Home > Storage > ObjectScale and ECS > Industry Solutions and Verticals > Scalability Guidelines for Deep Learning with High-Speed Object Storage > Solution sizing guidance
DL workloads vary significantly regarding the demand for compute, memory, disk, and I/O profiles, often by orders of magnitude. Sizing guidance for the GPU quantity and configuration of ECS nodes can only be provided when these resource requirements are known in advance. That said, it is usually beneficial to have a few data points on the ratio of GPUs per ECS EXF900 node for common image classification benchmarks.

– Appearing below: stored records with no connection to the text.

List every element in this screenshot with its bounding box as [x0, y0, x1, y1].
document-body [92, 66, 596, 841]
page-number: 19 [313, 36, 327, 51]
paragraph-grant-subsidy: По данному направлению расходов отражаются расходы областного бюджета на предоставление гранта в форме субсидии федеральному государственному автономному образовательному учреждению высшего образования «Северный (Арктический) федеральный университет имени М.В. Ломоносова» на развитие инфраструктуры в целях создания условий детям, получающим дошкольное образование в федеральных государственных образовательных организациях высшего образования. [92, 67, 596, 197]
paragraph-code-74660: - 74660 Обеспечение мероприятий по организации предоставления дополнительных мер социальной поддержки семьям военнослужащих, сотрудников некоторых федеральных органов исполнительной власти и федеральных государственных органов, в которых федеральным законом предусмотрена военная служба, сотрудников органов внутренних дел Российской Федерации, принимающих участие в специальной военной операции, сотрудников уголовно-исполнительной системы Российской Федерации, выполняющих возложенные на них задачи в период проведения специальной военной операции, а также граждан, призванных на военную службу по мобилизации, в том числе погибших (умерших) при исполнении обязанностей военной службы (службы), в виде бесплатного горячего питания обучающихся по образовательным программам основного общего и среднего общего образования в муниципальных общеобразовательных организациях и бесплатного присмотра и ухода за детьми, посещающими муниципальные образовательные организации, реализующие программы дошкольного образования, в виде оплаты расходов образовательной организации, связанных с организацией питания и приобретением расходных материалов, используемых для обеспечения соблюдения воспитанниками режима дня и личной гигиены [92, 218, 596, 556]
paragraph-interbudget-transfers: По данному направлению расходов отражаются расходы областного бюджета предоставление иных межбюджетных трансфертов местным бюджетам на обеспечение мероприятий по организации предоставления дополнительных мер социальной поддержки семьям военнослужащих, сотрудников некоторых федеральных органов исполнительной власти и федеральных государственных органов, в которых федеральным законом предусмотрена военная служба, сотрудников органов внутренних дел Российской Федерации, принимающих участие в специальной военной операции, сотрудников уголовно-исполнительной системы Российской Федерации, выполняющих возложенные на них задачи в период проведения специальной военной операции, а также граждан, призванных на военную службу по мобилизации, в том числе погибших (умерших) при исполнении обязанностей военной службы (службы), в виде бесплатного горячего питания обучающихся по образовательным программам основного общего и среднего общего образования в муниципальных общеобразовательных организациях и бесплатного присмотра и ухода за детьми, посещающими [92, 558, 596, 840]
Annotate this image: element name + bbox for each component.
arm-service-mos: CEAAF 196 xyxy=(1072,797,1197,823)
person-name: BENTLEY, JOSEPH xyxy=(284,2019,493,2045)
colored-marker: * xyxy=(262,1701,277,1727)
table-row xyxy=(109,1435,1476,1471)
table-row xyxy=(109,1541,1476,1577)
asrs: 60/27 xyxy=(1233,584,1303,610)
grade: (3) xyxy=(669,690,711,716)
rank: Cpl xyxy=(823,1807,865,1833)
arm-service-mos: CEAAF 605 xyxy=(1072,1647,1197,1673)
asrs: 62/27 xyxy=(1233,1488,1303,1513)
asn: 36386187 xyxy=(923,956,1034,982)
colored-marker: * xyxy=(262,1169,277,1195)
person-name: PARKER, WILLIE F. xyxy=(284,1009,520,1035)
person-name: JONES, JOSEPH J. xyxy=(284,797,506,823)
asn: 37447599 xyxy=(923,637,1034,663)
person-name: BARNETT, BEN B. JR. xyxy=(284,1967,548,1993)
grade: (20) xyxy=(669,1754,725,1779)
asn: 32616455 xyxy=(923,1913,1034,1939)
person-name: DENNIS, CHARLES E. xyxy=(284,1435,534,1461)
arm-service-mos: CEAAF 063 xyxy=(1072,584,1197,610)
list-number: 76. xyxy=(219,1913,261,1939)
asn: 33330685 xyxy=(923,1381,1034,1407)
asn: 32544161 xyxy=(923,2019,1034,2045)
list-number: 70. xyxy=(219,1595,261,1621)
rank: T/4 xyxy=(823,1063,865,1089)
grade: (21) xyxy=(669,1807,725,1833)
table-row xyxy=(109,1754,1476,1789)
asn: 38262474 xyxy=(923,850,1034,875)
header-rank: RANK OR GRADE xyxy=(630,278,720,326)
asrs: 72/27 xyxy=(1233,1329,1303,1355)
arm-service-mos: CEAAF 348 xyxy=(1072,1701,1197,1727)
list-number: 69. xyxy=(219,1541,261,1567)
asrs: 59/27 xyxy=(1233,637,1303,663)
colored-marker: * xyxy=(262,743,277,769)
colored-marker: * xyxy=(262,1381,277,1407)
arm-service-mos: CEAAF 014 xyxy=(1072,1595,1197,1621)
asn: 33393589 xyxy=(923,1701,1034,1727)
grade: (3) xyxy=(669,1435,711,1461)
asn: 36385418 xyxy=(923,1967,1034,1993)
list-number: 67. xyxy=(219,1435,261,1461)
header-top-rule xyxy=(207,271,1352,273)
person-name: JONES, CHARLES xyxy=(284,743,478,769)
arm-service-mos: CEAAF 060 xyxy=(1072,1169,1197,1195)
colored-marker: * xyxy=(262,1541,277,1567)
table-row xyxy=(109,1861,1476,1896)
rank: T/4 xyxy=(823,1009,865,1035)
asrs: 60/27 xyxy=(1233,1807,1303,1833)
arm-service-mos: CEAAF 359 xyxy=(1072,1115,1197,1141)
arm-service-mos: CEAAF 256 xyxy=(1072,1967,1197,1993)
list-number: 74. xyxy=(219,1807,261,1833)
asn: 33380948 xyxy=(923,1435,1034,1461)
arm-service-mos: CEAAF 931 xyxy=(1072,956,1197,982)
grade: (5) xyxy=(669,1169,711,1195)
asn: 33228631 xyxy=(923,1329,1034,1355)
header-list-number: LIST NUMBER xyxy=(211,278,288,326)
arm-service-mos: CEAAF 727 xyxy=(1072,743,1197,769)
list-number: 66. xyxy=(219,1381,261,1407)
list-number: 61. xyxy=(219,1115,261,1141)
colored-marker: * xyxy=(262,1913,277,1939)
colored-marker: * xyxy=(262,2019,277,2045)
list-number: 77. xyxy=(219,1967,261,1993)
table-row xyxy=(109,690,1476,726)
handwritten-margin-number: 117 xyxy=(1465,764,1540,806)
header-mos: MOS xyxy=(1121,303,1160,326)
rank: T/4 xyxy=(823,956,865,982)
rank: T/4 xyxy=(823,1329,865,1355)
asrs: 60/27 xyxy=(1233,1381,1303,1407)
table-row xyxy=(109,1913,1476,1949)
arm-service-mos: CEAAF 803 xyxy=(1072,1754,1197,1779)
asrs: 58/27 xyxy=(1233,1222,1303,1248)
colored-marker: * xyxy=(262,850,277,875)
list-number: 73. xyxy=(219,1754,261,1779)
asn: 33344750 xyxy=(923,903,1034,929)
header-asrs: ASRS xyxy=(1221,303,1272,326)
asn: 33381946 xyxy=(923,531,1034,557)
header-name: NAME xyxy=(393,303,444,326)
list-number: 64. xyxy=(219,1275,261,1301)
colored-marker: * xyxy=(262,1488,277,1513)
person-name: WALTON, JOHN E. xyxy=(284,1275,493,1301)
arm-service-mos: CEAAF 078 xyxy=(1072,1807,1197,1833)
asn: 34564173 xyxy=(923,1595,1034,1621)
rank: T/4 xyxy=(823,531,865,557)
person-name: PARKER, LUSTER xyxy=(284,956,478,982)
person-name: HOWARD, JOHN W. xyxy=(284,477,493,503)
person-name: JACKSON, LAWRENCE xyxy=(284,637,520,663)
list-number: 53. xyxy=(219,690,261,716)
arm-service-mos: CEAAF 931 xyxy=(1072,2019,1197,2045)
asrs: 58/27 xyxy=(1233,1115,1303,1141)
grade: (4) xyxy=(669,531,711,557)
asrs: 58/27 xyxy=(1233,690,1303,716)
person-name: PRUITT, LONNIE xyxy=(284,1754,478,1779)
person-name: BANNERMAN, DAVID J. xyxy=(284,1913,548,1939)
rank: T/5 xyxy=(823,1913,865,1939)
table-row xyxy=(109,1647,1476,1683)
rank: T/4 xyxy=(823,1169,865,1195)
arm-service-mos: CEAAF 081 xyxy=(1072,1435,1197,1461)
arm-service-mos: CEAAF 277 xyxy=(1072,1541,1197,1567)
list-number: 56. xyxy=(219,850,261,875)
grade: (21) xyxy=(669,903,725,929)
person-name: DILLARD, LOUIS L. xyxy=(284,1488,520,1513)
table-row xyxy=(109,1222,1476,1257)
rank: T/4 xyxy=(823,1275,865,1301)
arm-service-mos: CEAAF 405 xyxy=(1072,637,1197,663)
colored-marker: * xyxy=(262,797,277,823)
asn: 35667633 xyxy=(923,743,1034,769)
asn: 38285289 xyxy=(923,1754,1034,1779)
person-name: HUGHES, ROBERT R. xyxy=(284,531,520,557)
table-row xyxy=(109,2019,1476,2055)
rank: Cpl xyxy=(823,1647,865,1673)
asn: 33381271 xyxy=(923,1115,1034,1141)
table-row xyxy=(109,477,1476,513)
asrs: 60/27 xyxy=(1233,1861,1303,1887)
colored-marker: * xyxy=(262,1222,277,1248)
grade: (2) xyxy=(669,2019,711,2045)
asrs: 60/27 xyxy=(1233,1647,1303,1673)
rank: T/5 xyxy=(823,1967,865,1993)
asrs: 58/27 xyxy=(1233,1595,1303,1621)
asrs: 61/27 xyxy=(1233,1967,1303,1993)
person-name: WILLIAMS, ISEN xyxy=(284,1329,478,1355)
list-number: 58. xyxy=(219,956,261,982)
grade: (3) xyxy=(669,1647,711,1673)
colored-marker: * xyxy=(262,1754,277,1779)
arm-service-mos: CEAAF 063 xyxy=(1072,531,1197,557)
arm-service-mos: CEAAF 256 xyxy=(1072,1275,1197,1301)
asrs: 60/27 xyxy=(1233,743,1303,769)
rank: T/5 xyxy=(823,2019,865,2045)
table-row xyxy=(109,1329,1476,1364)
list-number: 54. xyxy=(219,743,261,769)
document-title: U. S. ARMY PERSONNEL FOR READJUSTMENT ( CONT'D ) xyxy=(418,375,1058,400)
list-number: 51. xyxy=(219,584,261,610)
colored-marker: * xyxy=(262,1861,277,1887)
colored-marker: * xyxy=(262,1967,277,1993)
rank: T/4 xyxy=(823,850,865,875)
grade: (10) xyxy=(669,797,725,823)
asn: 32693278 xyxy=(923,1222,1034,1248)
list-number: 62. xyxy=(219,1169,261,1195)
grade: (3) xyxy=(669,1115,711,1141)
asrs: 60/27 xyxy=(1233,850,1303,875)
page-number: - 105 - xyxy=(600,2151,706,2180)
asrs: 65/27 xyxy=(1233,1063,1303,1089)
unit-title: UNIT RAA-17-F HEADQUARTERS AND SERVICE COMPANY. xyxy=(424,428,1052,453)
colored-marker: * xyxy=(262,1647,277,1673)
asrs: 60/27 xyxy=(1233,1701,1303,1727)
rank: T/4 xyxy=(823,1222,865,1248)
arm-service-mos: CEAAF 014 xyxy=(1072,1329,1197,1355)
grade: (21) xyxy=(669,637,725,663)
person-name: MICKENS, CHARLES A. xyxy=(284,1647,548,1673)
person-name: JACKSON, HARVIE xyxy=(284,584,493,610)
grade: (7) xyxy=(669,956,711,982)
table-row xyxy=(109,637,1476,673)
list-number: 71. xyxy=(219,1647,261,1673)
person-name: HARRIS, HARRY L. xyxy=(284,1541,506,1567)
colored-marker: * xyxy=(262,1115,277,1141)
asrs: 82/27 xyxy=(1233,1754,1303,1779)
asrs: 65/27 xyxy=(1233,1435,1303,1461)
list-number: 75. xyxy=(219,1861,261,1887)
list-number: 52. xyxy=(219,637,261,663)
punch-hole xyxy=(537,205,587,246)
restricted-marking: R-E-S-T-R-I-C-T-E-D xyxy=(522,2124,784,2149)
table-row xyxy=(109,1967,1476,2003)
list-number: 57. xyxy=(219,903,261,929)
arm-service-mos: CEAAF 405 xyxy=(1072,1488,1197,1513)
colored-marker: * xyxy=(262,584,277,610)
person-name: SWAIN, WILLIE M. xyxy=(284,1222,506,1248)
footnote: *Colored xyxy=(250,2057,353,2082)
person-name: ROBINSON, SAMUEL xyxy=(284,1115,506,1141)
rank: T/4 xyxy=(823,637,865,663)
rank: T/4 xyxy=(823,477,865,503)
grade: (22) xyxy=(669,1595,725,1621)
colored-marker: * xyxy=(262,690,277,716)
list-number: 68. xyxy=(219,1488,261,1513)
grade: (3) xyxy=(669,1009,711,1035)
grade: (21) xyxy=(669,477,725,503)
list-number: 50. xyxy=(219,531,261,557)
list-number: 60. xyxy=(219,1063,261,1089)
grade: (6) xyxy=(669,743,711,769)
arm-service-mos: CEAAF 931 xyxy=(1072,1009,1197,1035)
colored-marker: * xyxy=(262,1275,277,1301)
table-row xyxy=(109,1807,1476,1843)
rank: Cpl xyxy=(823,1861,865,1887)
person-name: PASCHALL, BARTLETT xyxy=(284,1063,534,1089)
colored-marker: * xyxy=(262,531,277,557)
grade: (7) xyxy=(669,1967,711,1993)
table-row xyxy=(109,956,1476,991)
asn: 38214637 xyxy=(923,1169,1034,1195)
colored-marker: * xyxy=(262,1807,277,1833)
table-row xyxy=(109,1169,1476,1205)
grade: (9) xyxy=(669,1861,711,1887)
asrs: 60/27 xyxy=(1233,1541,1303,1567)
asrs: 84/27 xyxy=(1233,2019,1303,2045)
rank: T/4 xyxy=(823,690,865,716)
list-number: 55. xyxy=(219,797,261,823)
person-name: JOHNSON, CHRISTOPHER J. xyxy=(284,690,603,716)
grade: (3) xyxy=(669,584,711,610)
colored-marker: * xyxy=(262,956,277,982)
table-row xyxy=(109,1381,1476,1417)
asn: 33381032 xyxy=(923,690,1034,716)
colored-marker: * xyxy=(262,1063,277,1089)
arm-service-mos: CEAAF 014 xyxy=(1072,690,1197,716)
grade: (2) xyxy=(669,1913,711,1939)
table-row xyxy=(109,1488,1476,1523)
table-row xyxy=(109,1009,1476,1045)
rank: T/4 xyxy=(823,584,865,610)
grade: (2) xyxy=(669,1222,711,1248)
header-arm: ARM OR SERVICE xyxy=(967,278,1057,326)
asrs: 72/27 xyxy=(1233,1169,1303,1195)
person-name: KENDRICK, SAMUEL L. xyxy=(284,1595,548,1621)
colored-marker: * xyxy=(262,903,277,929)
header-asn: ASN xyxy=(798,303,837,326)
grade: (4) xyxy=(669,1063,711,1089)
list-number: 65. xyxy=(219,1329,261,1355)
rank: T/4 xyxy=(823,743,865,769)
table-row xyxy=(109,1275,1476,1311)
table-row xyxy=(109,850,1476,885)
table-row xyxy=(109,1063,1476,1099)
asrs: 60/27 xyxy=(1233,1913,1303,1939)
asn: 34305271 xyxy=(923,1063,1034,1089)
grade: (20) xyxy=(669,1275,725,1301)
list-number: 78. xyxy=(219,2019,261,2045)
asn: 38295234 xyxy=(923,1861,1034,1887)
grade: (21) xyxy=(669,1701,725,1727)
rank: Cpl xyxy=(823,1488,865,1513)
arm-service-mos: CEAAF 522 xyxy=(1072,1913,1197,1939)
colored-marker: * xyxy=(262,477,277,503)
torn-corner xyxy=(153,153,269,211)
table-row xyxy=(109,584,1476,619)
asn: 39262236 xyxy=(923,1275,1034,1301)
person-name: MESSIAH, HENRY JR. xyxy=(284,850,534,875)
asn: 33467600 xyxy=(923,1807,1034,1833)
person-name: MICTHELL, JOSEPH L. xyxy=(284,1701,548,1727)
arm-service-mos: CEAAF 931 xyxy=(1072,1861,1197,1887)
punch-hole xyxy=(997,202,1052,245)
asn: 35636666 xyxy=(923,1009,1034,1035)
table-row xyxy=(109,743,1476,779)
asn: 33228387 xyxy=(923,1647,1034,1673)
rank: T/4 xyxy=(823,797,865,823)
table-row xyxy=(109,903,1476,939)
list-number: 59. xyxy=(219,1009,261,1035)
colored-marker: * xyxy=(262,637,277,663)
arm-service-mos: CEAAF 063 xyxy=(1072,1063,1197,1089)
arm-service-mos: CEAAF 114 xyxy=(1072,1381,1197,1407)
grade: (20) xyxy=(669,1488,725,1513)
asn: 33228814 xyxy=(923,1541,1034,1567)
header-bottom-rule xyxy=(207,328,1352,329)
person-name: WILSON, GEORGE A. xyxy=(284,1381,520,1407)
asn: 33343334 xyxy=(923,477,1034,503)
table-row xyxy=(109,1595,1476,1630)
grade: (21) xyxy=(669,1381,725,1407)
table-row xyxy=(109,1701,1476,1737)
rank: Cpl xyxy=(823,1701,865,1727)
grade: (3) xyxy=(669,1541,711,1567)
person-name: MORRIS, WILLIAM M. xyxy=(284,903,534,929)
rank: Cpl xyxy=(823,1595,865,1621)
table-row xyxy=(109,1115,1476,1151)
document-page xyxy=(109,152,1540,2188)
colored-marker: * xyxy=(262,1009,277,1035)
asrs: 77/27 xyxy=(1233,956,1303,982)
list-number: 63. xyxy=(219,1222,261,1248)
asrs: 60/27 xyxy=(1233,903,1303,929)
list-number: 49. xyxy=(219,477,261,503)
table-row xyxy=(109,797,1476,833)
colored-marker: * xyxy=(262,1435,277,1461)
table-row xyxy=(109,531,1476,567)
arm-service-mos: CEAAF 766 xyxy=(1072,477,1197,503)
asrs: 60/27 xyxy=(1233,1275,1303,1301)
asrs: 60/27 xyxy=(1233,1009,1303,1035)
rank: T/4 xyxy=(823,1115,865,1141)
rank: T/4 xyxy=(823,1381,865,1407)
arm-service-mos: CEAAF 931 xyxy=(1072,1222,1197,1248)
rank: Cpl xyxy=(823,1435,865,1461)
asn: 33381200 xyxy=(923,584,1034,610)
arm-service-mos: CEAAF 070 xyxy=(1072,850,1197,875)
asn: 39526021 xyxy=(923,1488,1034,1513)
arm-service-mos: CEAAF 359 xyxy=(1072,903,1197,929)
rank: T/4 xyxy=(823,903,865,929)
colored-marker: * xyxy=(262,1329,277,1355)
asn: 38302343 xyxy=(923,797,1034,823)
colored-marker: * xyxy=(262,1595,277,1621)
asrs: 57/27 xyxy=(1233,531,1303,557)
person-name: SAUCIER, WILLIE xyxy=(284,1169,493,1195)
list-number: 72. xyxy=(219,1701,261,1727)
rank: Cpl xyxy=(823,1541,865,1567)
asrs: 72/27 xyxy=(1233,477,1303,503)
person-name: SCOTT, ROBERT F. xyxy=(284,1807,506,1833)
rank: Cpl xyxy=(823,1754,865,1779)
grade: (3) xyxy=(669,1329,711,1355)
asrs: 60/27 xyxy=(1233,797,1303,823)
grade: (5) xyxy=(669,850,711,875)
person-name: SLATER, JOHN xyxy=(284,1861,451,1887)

The goal of this test is to identify the number of GPUs that a single ECS node can support without performance degradation. Performance degradation is measured by comparing the images/second throughput measured throughout the workload and watching for the drop off with one and five ECS nodes. It is also possible to identify performance degradation by monitoring the GPU utilization. In a normal and efficient workload, GPU utilization should always be between 98 and 100%. If a GPU is not fully utilized, it is likely due to a bottleneck somewhere in the infrastructure.
Throughout the test the image/sec throughput was monitored on one and five ECS nodes respectively. Based on the results from the TensorFlow benchmark, Figure 3 compares the Image throughput between results where N GPUs were assigned to one and five ECS nodes respectively. Where N corresponds to the number of GPUs used during the test. As an example, with two GPUs two different tests were run against one and five ECS nodes respectively. Performance degradation began to show with ten GPUs assigned to a single ECS node. With 10 GPUs per node, performance degradation was noticed in the logs by a drop in the images/sec number that continued as the number of GPUs scaled up. The performance degradation is more visible in the graph with eleven and twelve GPUs against a single ECS EXF900 node.
This test shows that a single ECS EXF900 node can support up to nine NVIDIA A100 80GB GPUs without performance degradation.
Note: The tests did not show any performance degradation with the 5-node test configuration.